И все же как это Вале пришло в голову дружить с Сережкой. Сережке скорей подходит дружить с Симой Глазковой, голосистой запевалой, без которой не обходится ни один праздник, или даже с Люцией– Люськой, которая скачет по классу, как сорока, потряхивая черными подстриженными челкой волосами. А Валюха? Ну что это ей пришло в голову?

***

Вожатого у нас все еще не было. В райкоме комсомола сказали, что постараются прислать, как только найдут, кого прислать. А пока мы должны работать сами.

– Некоторые ребята спекулируют на базаре. Мы должны их выявлять и агитировать. Это задание райкома передал нам Сережка Крайнов – командир нашего пионеротряда. – Есть много ребят, которые находятся в плену отсталого мировоззрения, ходят в церковь. С ними тоже надо вести разъяснительную работу.

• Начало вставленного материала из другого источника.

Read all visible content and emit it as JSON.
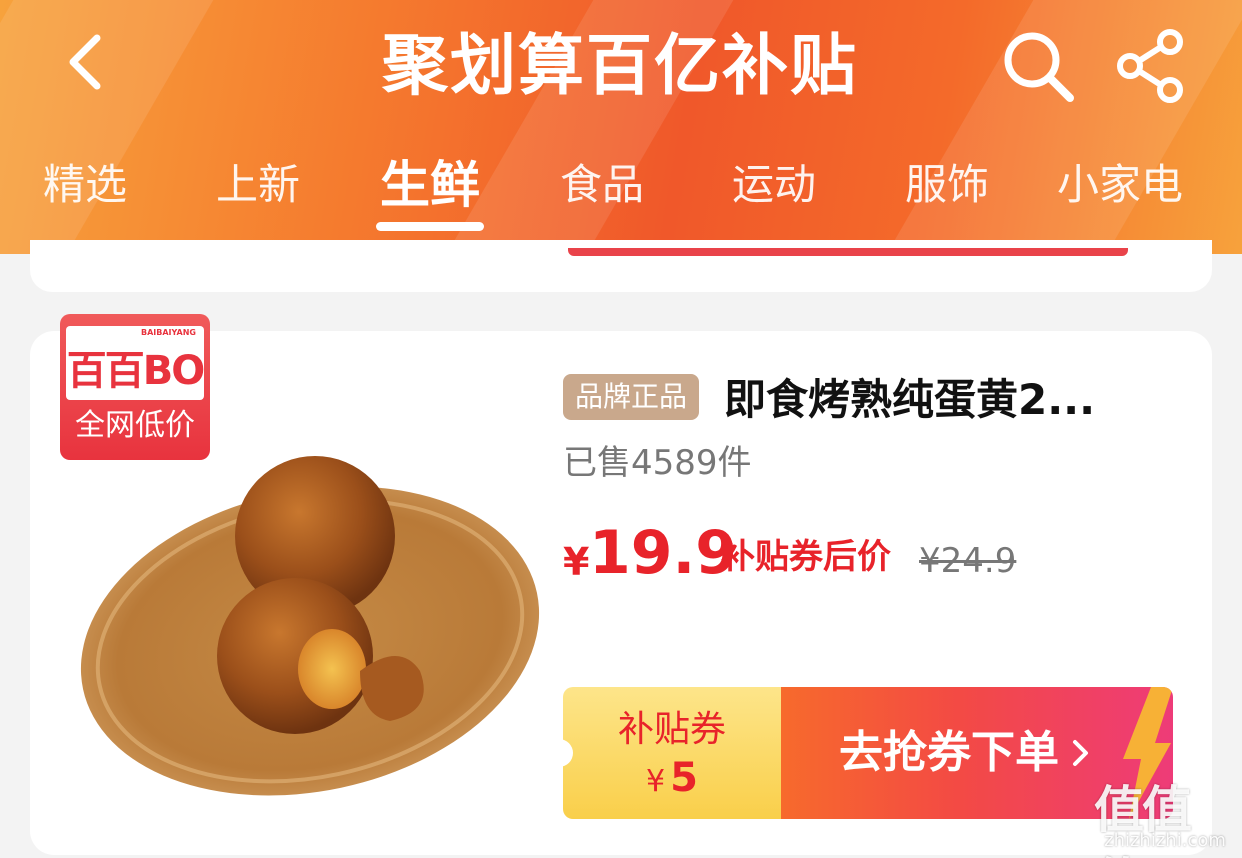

Мы с Валюхой сразу же подумали про Машутку. Вот кто и вправду – в плену. Только не у мировоззрения, а у бабки. Сама Машутка еще мала, только начала ходить в первый класс, и разубедить ее в существовании бога – дело не очень сложное. Во всяком случае, нам с Валей это удалось быстро. Когда Валя пообещала Машутке сшить пальто для куклы, Машутка согласилась, что никакого бога в небе нет. Глядя на нас чистыми синими глазами, она обещает не ходить больше в церковь. И вдруг, спохватившись, добавляет: «Бабка заругает. Скоро пост».

С Машуткиной бабкой дело обстоит посложнее. Мы уже пытались ее агитировать еще тогда, когда Яшка подарил Вале книжку, но ничего хорошего не получилось. Машуткина бабка Макарьиха нас до сих пор терпеть не может. Увидела Машутку с нами, дернула ее за косу и загнала домой.

– Это безобразие, бить детей, – возмущаемся мы с Валей.

– Ах, бесстыдницы, ах, бессовестные, – горланит со своего крыльца Макарьиха на весь двор – да я вас! Чтоб вам ни дна, ни покрышки!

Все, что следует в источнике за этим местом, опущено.